The two numbers just don’t add up, says Tammara Soma, one of the organizers behind a symposium on food waste scheduled for Monday night at the University of Toronto’s New College.
“Something is missing in that equation,” said Soma. “This will hopefully spark a conversation that can lead to fixing (Canada’s) food systems and connecting all the dots.”
Soma, a doctoral candidate in planning at the university, says Canada is far behind Europe and the United States when it comes to managing food waste. The European Commission designated 2014 the “Year against food waste” and set a reduction goal of 50 per cent over the next decade.
Fifty per cent of food waste in Canada is happening at the household level, said Soma, with Canadian households spending $1,500 annually on wasted food, about a bag of groceries a week. As a result, many landfill sites are nearing capacity.
“I think the biggest problem is that we’re all extremely busy and we feel we only have that one window to stock up on groceries.”
We asked Soma to offer five tips to cut down on food waste at home:
Make the freezer your friend: If you’ve cooked too much, or have leftovers, put it in the freezer immediately to keep the food from going bad. Plan to go back to those meals at a later date.
Watch your portions: Often, Soma said, people will have extra food they don’t eat because their portion sizes are too big. Calculate your portions first to make sure you’re not overindulging. With children — Soma has three — give them a small portion first, then let them decide if they’d like more.
Plan your menu in advance: “We often choose food from the back of the shelves at the grocery store to get the freshest product. When you get home, you have to reverse that; put all the old food at the front first to make sure it gets eaten first,” Soma said. Try to factor in when you’re going out to eat so you don’t overbuy. For help planning meals, Soma suggests Love Food, Hate Waste, a British website and app.
Experiment: Those very ripe bananas in your fruit bowl? Use them in a smoothie, or put them in the freezer and bake with them later, Soma said.

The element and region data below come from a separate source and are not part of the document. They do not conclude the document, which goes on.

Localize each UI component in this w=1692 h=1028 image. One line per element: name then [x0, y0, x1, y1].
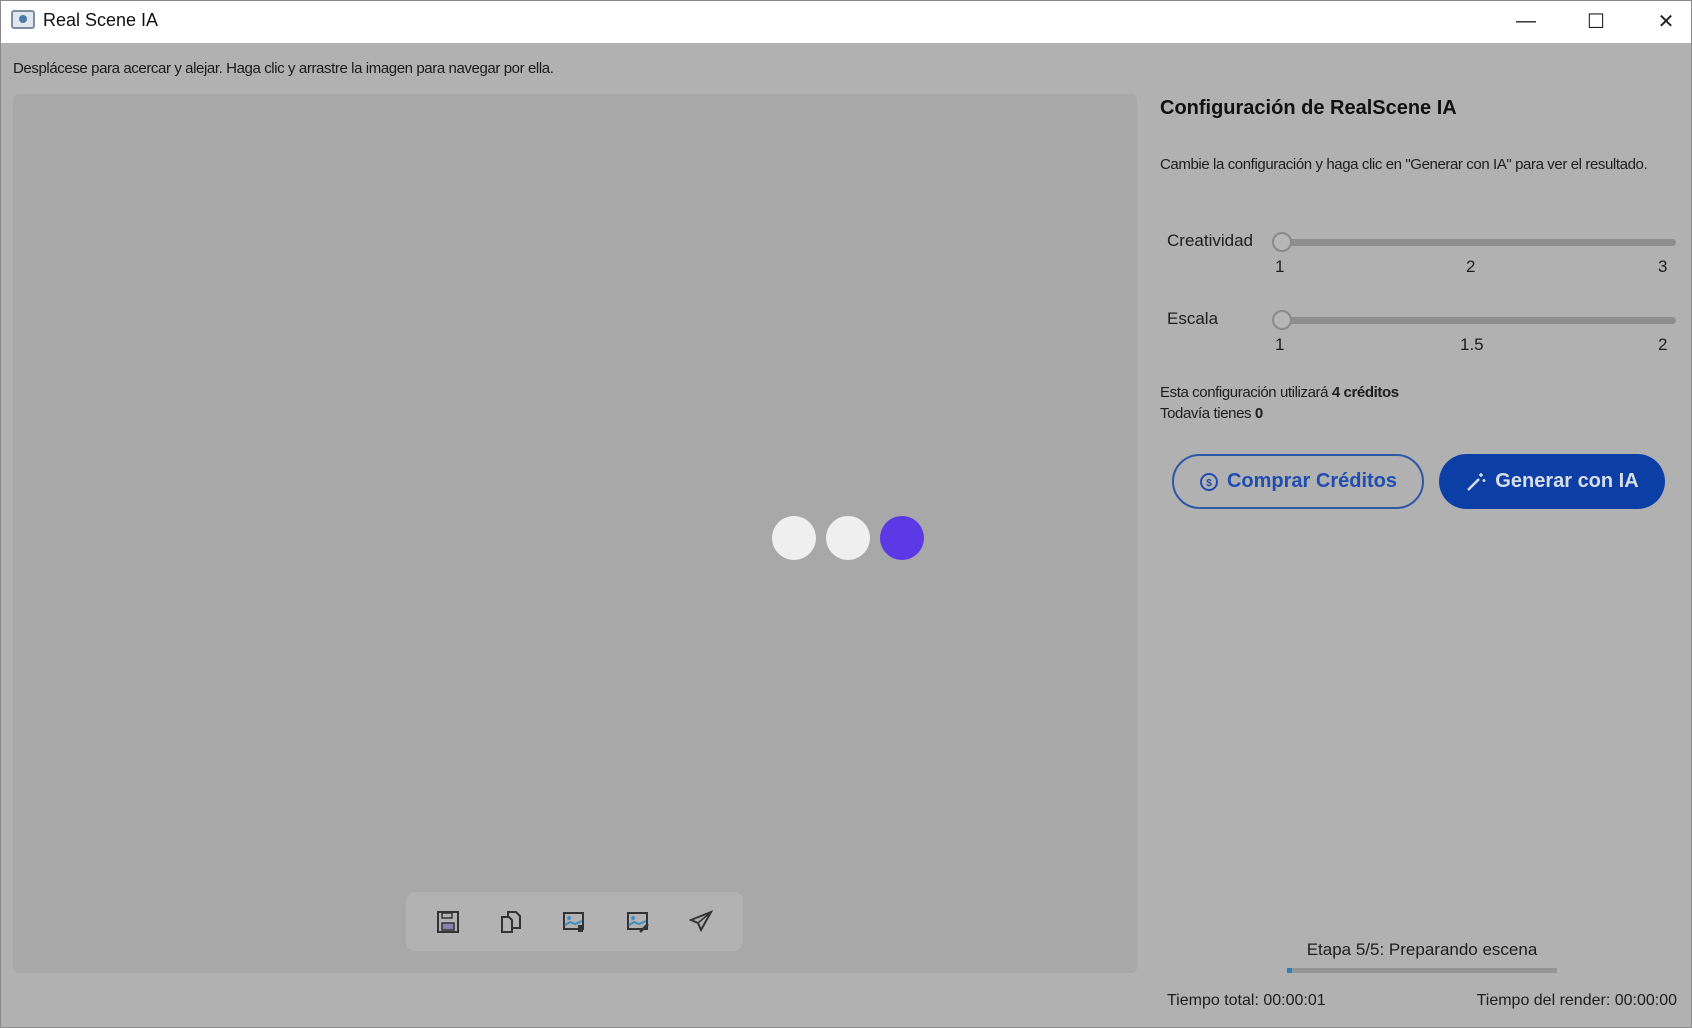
- progress-bar: [1287, 968, 1557, 973]
- tick-label: 3: [1658, 257, 1668, 276]
- tick-label: 1.5: [1460, 335, 1484, 354]
- generate-label: Generar con IA: [1495, 470, 1639, 492]
- slider-thumb[interactable]: [1272, 310, 1292, 330]
- window-title: Real Scene IA: [43, 10, 159, 30]
- coin-icon: $: [1199, 472, 1218, 491]
- stage-label: Etapa 5/5: Preparando escena: [1306, 940, 1538, 959]
- viewer-hint: Desplácese para acercar y alejar. Haga c…: [13, 60, 554, 77]
- minimize-button[interactable]: —: [1491, 1, 1561, 41]
- credits-remaining-text: Todavía tienes: [1160, 405, 1255, 422]
- buy-credits-button[interactable]: $ Comprar Créditos: [1172, 454, 1424, 509]
- loading-dot: [772, 516, 816, 560]
- buy-credits-label: Comprar Créditos: [1226, 470, 1398, 492]
- credits-cost-value: 4 créditos: [1331, 384, 1399, 401]
- save-icon: [436, 910, 459, 933]
- tick-label: 2: [1466, 257, 1476, 276]
- render-time: Tiempo del render: 00:00:00: [1476, 992, 1677, 1009]
- credits-remaining: Todavía tienes 0: [1160, 405, 1263, 422]
- edit-image-button[interactable]: [621, 905, 655, 939]
- escala-slider[interactable]: [1272, 310, 1676, 330]
- save-button[interactable]: [431, 905, 465, 939]
- tick-label: 1: [1275, 335, 1285, 354]
- image-edit-icon: [626, 911, 649, 933]
- creatividad-slider[interactable]: [1272, 232, 1676, 252]
- export-image-button[interactable]: [557, 905, 591, 939]
- title-bar: Real Scene IA — ☐ ✕: [0, 0, 1692, 43]
- tick-label: 1: [1275, 257, 1285, 276]
- loading-dot: [880, 516, 924, 560]
- panel-title: Configuración de RealScene IA: [1160, 97, 1457, 119]
- progress-fill: [1287, 968, 1293, 973]
- camera-icon: [11, 10, 35, 29]
- viewer-toolbar: [406, 892, 743, 951]
- magic-wand-icon: [1467, 472, 1486, 491]
- slider-thumb[interactable]: [1272, 232, 1292, 252]
- generate-button[interactable]: Generar con IA: [1439, 454, 1665, 509]
- maximize-button[interactable]: ☐: [1561, 1, 1631, 41]
- creatividad-label: Creatividad: [1167, 231, 1253, 250]
- copy-button[interactable]: [494, 905, 528, 939]
- loading-dot: [826, 516, 870, 560]
- copy-icon: [501, 910, 522, 933]
- close-button[interactable]: ✕: [1631, 1, 1692, 41]
- svg-text:$: $: [1206, 478, 1212, 489]
- credits-cost-text: Esta configuración utilizará: [1160, 384, 1332, 401]
- escala-label: Escala: [1167, 309, 1219, 328]
- send-button[interactable]: [684, 905, 718, 939]
- image-export-icon: [563, 911, 585, 932]
- image-viewer[interactable]: [13, 94, 1137, 973]
- send-icon: [689, 909, 714, 932]
- panel-description: Cambie la configuración y haga clic en "…: [1160, 156, 1648, 173]
- total-time: Tiempo total: 00:00:01: [1167, 992, 1326, 1009]
- credits-remaining-value: 0: [1254, 405, 1263, 422]
- credits-cost: Esta configuración utilizará 4 créditos: [1160, 384, 1399, 401]
- tick-label: 2: [1658, 335, 1668, 354]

Ignore the aesthetics: People are not the only ones held to a standard of beauty; so is food. Consider the “Inglorious Fruits and Vegetables” campaign launched by French supermarket chain Intermarché earlier this year to promote “ugly” produce. Don’t scoff at an apple just because it has a couple bruises, and don’t buy the biggest red pepper just because it looks nicer than a smaller one more proportionate to your serving size.